Ein Port und los gehts

Der große Vorteil: Irma benötigt für die Konfiguration nur einen einzigen Port. An diesem so genannten Mirror-Port läuft der gesamte Netzwerkverkehr vorbei. Auf diese Weise sieht sich Irma im vorgegebenen Netz um und identifiziert automatisch, welche Geräte angeschlossen sind und wer mit wem kommuniziert. „Da IRMA komplett passiv ausgelegt ist, übt es selbst keine problematischen Zugriffe im Netzwerk aus“, erklärt Lussnig. „Und letztlich kann ich nur schützen, was ich auch kenne.“ Diesen Prozess ließ das Projektteam eine Woche laufen. Viele Kunden erkennen dann häufig zum ersten Mal, welche Assets tatsächlich in ihrem Netz vorhanden sind und welche Verbindungen diese Geräte untereinander eingehen. „Man kann sagen, Irma liefert nicht nur einen Fingerabdruck der gesamten Anlage ab, sondern schafft Transparenz für den gesamten Datenverkehr“, sagt Lussnig. „Das ist im Grunde der USP des Systems.“ In einem nächsten Schritt musste Irma erklärt werden, welche Funktionen die einzelnen Assets im Netzwerk übernehmen.
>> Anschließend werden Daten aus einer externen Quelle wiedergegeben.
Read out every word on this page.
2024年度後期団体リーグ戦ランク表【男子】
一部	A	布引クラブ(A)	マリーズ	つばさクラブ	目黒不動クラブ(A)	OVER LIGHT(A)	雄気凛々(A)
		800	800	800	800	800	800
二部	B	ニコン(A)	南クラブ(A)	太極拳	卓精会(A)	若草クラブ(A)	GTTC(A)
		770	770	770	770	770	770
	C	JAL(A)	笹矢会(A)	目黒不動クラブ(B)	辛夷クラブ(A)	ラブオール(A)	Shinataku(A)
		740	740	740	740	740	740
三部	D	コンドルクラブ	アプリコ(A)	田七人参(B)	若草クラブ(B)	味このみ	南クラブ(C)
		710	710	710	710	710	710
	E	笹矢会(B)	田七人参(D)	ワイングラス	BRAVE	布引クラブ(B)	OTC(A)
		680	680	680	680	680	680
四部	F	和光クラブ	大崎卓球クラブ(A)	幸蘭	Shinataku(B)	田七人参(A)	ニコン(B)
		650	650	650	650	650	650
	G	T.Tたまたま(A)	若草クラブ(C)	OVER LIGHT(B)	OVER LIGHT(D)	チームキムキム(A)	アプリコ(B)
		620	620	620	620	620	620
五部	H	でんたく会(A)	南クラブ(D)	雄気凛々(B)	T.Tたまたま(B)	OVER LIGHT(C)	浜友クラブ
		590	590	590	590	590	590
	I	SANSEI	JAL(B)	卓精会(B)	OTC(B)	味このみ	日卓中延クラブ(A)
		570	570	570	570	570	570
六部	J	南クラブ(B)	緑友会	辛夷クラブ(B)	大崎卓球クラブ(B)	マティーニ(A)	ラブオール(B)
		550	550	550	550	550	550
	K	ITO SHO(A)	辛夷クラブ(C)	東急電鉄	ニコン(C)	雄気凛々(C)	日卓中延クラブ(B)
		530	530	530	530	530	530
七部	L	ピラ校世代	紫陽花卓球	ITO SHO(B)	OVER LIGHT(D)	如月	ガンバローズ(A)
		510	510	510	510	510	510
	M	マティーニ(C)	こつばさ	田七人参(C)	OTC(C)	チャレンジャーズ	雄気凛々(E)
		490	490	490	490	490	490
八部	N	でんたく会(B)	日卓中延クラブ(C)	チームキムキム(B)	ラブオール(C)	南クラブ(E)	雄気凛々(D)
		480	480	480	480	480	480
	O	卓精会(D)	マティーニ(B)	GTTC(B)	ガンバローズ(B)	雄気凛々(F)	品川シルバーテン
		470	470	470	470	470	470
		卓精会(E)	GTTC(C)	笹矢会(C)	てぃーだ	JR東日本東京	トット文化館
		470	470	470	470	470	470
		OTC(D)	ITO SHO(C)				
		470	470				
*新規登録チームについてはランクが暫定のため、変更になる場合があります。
Im Zuge dessen erstellt IRMA automatisch einen kompletten Netzplan. Für diesen Schritt war die Kooperation und Mitarbeit der Inhouse-EDV Mitarbeiter unabdingbar. „Als Externer kann ich nicht automatisch alles wissen“, so Dunke. „Damit die Herausforderungen im Projektverlauf immer geringer wurden, musste das Wissen des Kunden in das Projekt eingebracht werden.“ Ab dem Moment, wo der Kunde mithalf, die Assets zu definieren, zu kategorisieren und zu validieren und in ein Risikomanagement einzuarbeiten, war der Berater in der Lage, genau den Umfang und monetären Aufwand des Projekts zu greifen. Ein weiterer großer Vorteil: Im Grunde musste der Kunde nur während dieser bestimmten Phase aktiv mitarbeiten. Danach konnte der Kunde Aufgaben wahlweise an die Berater abgeben oder auch selber übernehmen. „In einem folgenden Schritt brachten wir für den Bereich Risikomanagement unser Know-how ein“, so Dunke. „Das heißt, Assets wurden bestimmten Bedrohungskategorien und Sicherheitsmaßnahmen zugewiesen.“ In einem Risk-Managementprozess erhielten somit Assets Wichtigkeitsstufen und es wurde genau festgelegt, was im Falle einer Bedrohung passieren soll. Damit wird das qualifizierte Risk-Management zum zentralen Punkt von Irma.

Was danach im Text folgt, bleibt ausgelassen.